O sabiá é o único passarinho que merece atenção especial. Não há quem não faça um comentário a respeito do seu canto que inicia na madrugada e atravessa o dia, incansável.
Mas, ao me voltar para dentro de casa quase me assusto com a guirlanda de natal, já instalada estrategicamente na porta de entrada, numa posição para ser vista da rua, para ser comentada ou lembrar que já é dezembro.
Daí se entende porque os passarinhos cantam tanto nas manhãs de dezembro. E não é pelo horário de verão não, nem pelo final da primavera que se encaminha. É porque seus cantos são famosos. São clássicos das músicas canoras que sempre aparecem nas épocas certas, falando de amor e coisas fundamentais que não mudam com o passar do tempo.
Aí está dezembro, começando agitado desde novembro, chegando estressado e com muita pressa porque sua permanência é só de trinta e um dias. Parece muito pouco.
Não importam os modismos que vem e vai ao sabor dos caprichos do bicho homem, dezembro muda realmente a nossa compreensão da vida quando nos apercebemos do que é fundamental para nós.
O canto misturado dos passarinhos nos desenvolve a habilidade de distinguir a sonoridade de cada um, como no dezembro de transformação que vivemos, esperando as retrospectivas dos acontecimentos do ano em rádios, televisões, jornais e revistas que desestabilizaram velhas visões do mundo, justamente para que construamos novas perspectivas de vida, mais afinadas com a realidade humana do que a nossa pressa em esquecer que dependemos uns dos outros, que somos interligados a todo o universo tão perto de nós.

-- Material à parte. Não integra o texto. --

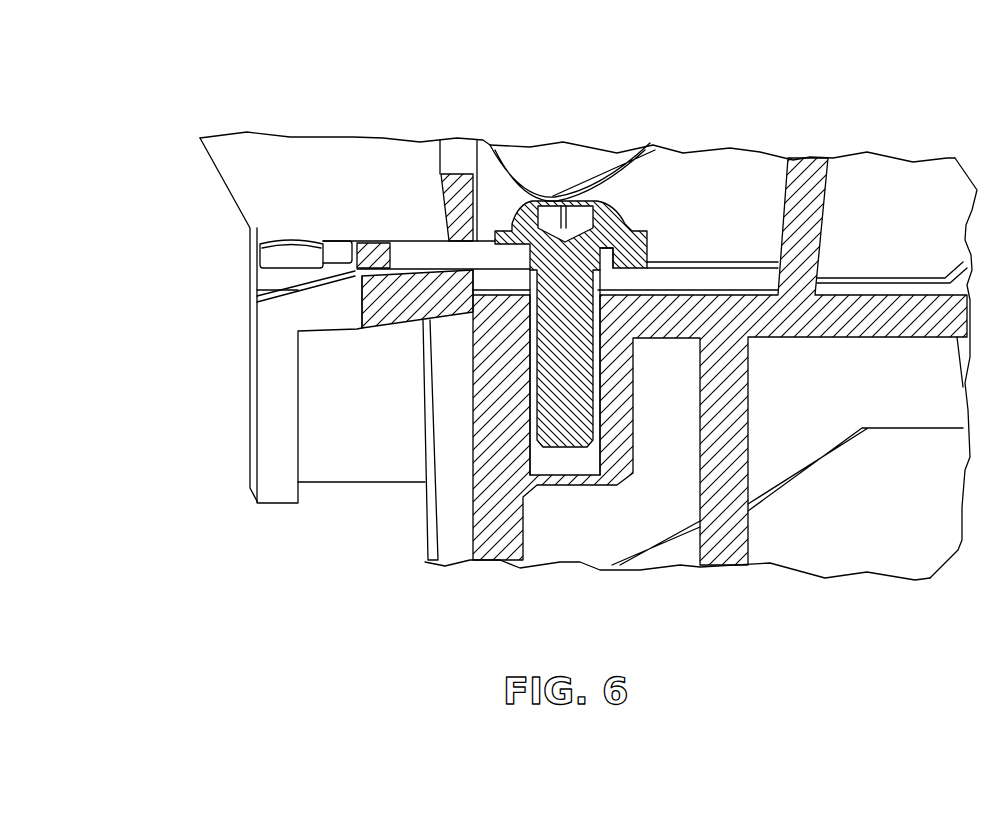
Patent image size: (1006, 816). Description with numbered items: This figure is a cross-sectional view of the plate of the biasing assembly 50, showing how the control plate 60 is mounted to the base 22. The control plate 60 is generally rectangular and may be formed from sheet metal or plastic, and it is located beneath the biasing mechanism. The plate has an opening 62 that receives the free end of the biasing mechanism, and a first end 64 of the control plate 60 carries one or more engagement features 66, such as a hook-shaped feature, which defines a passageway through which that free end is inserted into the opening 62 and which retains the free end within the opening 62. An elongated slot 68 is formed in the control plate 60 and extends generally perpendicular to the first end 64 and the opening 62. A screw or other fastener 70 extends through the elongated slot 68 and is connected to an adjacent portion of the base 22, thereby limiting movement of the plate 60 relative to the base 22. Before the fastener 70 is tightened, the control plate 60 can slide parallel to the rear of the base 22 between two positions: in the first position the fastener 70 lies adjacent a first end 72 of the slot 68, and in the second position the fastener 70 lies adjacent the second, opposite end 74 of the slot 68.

The base 22 is at (738, 182).
The mounting assembly 50 is at (285, 123).
The control plate 60 is at (375, 255).
The opening 62 is at (337, 248).
The first end 64 is at (260, 250).
The engagement feature 66 is at (310, 257).
The elongated slot 68 is at (460, 253).
The fastener 70 is at (565, 417).
The first end of the slot 72 is at (603, 256).
The second end of the slot 74 is at (407, 255).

Passarinhos cantando no jardim também pode ser a compreensão de como exercer o amor ao próximo como a nós mesmos, mas isso exige muita responsabilidade nas ações, cujas conseqüências não podem ficar só nos dezembros da vida.
Temos que dar sustentabilidade e ter responsabilidade, percebendo que existem outras realidades sociais além das nossas.
Geralmente nos dezembros da vida, quando ganhamos uma roupa qualquer de presente de natal, é que vamos perceber que nosso corpo físico depende da nossa formatação espiritual que atua e sustenta a verdadeira vida.
Dezembro é uma época onde se abrem oportunidades imensas para reflexões sobre como estamos vendo a transformação do homem nestes tempos onde se prioriza o acessório em detrimento da responsabilidade espiritual.
Se na humanidade o joio e o trigo ainda se misturam, o processo de separação já está em curso, igual uma orquestra de passarinhos, onde cada canto se destaca com clareza, delineando a sinfonia de mais um dezembro com esperança de fartura, alegria e amor, sugerindo que todo dia do ano é Natal.